Director, Data Center Operations
LightEdge trusted for data security and compliance
Companies rely on their IT infrastructure and data to power their day-to-day operations. LightEdge, a high security and hybrid hosting provider, is one company that enterprises trust to keep their vital systems and information protected. LightEdge operates three state-of-the-art data center facilities in Austin, TX, and Raleigh, NC—secure locations that provide power, bandwidth, environmental controls, security, and around-the-clock support to businesses of all sizes. As an SSAE 16 / AICPA SOC 2 Type 2 certified company, LightEdge undergoes regular audits of their facilities involving the controls over information technology, policies and procedures, and operational activities. Envoy, also SOC 2 Type 2 certified, plays a key role in LightEdge’s security and compliance.
“For customers, selecting a data center provider to manage all or a portion of their IT is a big decision,” said John Martin, Director, Data Center Operations. “You’re putting mission-critical infrastructure into someone else’s hands.” Each facility allows for 24/7 access for customers and vendors to service equipment and conduct installs. Visitors also include potential customers and partners to evaluate the integrity of their data center company before forming a relationship, and of course, auditors to verify compliance. However, the steady stream of entrants to the facilities poses some inherent risk.
Envoy’s visitor management system helps Martin’s operations team conduct two important tasks:
1. Verify the identity of those authorized to access their facilities and deny access to those who are not permitted.
This all serves the purpose of helping LightEdge maintain industry-leading levels of security and forms a portion of the baseline documentation they need to demonstrate compliance.
Easy visitor tracking for enhanced security
Security is a top priority for LightEdge. “As a business that owns and operates multiple enterprise-class data centers, the importance of physical security cannot be understated,” said Martin.
Envoy helps LightEdge protect their customers’ infrastructure and sensitive data by acting as a first line of defense against physical security threats. “When a guest checks in with Envoy, the team immediately verifies them against a customer database before they’re allowed to enter.”
- The badge-printing feature makes it easy to distinguish between employees and visitors. By customizing the badge template, LightEdge displays not just the visitor’s name and company, but also the badge’s expiration date (critical elements under PCI DSS 3.1.)
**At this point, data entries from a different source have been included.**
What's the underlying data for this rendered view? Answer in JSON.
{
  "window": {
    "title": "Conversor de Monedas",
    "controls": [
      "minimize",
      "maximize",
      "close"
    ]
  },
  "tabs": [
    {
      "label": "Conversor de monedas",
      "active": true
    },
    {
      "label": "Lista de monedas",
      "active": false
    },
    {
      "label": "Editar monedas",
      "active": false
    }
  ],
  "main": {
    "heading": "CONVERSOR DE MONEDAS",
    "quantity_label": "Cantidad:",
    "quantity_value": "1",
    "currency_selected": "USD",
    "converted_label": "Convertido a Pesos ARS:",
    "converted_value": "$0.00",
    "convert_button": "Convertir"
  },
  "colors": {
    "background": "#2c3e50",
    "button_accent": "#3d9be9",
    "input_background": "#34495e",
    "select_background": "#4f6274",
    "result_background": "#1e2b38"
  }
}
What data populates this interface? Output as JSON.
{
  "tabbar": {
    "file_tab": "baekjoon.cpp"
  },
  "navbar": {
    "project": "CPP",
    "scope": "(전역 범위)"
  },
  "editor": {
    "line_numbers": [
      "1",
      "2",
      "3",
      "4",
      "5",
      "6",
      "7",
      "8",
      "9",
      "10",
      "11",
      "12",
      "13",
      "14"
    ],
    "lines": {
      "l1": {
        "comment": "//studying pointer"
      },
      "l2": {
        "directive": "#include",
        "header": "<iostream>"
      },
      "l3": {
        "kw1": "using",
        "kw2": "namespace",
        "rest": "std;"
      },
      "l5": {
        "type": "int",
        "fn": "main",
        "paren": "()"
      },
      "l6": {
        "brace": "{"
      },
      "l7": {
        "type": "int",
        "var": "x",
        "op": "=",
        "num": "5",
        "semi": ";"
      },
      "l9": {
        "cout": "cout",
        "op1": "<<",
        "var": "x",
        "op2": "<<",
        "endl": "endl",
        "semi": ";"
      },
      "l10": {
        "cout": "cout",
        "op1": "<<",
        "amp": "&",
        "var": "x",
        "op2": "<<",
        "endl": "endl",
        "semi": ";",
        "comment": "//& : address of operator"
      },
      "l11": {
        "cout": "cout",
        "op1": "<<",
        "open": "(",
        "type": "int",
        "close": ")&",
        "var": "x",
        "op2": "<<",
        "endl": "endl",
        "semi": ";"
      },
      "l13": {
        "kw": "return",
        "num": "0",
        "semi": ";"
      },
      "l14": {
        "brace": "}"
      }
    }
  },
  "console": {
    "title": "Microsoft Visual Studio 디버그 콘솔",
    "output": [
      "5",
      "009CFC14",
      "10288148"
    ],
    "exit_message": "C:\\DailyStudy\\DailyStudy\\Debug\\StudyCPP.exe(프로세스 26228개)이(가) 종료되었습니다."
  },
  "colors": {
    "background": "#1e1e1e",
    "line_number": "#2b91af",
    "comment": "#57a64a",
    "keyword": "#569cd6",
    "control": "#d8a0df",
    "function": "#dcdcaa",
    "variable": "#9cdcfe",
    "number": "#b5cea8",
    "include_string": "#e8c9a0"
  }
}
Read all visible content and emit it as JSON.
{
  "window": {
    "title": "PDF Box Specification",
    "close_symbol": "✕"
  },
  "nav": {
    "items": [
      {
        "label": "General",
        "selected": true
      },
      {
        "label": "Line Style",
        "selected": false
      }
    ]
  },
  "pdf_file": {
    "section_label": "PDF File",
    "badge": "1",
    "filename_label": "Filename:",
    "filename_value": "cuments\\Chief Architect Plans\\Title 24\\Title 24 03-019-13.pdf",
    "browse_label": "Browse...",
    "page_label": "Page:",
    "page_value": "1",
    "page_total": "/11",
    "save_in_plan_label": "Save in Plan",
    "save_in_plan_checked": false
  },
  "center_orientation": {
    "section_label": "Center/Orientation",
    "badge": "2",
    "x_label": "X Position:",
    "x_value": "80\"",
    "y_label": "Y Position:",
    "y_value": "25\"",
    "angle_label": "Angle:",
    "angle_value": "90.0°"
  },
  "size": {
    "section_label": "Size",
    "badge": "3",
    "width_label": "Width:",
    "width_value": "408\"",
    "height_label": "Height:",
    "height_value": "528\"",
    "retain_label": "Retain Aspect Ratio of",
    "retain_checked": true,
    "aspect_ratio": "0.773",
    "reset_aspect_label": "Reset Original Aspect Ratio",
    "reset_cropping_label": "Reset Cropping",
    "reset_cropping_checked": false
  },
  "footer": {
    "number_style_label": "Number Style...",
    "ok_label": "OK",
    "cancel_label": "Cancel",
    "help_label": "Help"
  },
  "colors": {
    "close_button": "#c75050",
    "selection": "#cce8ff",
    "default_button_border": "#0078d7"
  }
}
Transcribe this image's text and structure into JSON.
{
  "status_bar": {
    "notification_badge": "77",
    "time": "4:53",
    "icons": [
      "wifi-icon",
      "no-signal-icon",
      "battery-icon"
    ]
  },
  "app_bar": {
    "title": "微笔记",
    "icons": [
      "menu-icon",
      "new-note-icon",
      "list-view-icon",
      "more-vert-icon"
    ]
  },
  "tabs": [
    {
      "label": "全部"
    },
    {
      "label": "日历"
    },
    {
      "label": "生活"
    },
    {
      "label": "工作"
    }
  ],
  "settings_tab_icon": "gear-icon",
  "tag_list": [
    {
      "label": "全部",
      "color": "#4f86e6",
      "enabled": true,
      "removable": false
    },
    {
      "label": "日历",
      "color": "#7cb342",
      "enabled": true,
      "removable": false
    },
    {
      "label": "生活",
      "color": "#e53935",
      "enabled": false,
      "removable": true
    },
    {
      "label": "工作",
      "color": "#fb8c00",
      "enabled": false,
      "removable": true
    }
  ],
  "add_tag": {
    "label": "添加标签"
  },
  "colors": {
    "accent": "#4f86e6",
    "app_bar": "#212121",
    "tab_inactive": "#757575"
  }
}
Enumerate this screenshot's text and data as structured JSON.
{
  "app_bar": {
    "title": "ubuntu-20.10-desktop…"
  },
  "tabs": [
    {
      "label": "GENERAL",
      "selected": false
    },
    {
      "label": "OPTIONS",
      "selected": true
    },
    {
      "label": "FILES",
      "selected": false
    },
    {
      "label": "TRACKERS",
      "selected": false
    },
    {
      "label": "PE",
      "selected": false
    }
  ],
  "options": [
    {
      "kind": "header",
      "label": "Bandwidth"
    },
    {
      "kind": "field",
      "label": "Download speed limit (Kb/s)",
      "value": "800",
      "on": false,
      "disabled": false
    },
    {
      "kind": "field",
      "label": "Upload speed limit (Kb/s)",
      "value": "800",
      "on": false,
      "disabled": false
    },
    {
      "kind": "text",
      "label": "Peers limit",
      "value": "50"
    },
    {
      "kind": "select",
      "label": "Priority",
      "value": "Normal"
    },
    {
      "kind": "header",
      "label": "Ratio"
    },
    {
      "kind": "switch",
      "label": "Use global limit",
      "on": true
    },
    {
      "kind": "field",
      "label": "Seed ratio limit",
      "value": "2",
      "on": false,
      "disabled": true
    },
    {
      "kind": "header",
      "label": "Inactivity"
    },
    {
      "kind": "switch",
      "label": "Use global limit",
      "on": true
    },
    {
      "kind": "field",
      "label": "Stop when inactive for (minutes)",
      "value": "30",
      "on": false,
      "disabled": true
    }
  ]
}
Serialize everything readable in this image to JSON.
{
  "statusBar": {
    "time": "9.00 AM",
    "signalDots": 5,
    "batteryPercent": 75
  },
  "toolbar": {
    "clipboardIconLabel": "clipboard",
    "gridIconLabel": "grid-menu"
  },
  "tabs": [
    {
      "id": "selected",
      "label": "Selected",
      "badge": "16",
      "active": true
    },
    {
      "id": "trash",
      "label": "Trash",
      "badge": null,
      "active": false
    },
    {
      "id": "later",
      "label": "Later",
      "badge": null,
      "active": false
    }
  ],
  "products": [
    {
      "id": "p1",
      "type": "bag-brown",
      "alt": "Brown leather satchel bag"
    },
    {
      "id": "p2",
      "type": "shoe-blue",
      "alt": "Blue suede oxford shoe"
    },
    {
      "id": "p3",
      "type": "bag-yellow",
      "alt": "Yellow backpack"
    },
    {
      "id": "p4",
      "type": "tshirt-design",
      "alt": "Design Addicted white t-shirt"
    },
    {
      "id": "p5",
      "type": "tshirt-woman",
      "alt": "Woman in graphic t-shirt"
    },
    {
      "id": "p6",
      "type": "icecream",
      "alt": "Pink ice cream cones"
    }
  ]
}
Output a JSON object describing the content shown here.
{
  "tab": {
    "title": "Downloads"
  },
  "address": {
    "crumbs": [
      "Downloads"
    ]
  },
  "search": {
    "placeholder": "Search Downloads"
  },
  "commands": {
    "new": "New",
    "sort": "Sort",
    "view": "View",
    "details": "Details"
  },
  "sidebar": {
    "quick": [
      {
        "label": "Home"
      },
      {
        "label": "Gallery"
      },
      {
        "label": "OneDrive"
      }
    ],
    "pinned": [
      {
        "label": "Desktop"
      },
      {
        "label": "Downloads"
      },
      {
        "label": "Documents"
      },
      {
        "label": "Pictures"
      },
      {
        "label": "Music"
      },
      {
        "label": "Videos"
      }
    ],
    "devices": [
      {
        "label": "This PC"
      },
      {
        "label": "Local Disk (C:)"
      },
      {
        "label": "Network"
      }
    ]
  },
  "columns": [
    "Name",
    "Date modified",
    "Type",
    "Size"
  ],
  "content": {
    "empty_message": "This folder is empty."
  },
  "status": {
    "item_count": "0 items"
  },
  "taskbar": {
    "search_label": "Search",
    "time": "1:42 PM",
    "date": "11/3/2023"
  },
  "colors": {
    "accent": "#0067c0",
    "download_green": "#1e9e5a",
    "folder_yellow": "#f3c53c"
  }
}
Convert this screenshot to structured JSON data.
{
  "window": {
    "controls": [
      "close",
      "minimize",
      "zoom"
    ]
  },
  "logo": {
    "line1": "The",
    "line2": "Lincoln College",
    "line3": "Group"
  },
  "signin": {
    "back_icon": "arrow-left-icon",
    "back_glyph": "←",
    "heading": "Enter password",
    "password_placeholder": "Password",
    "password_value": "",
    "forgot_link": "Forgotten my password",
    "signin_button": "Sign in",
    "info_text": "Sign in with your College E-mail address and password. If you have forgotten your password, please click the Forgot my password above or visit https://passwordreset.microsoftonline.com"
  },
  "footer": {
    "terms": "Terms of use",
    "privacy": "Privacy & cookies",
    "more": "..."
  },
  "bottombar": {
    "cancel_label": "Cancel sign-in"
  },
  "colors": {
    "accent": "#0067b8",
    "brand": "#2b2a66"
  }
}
- LightEdge can identify and keep track of guests with Envoy’s visitor photos.
“Envoy is intuitive for our customers and guests, and makes critical processes much simpler for my team,” said Martin.
Envoy is intuitive for our customers and guests, and makes critical processes much simpler for my team.
Keep seamless records for audit requirements
“As a hybrid hosting provider that serves businesses in the healthcare, financial services, and other verticals with sensitive data and high security needs, we must maintain compliance with a variety of frameworks such as Health Insurance Portability and Accountability Act (HIPAA), the Payment Card Industry Data Security Standards (PCI DSS), the Sarbanes-Oxley Act (SOX), and more,” stated Martin. “We are responsible for not only limiting access to our data centers to authorized parties, but identifying and documenting all our visitors.”
Included within these compliance frameworks are specific guidelines relating to the physical security of the IT systems that companies maintain - calling specific attention to the documentation of policies and procedures regarding access controls and record-keeping of all individuals that enter their facilities. Should LightEdge undergo one of its regular internal or external, third-party audits, or their customers be required to do so, it is often necessary for them to provide a record of the individuals that have had access to the customer’s servers over the previous six months. Prior to their use of Envoy, this was an arduous task.
“We’re a leading-edge tech company; we don’t want to use an old school sign-in process,” said Martin. “It was a nightmare to keep track of everyone, and strike a balance between the producing documentation for an audit and providing anonymity for our other clients.” When it came time to deliver information for an audit, LightEdge’s team would have to manually review each access log to black out information connected to other customers—a time-consuming process.
In comparison, Envoy’s digital records are seamless to track. John’s team can search for their customers by email addresses; it’s also easy to export a CSV spreadsheet of relevant visitor data for auditing purposes. This allows them to not only drive efficiency into their business, but manage on one very important aspect of their compliance efforts.
Martin went on to note, “In all, Envoy helps us manage several critical business functions and allows us to maintain the utmost in physical security and compliance.”
LightEdge Solutions acquired OnRamp in July 2018.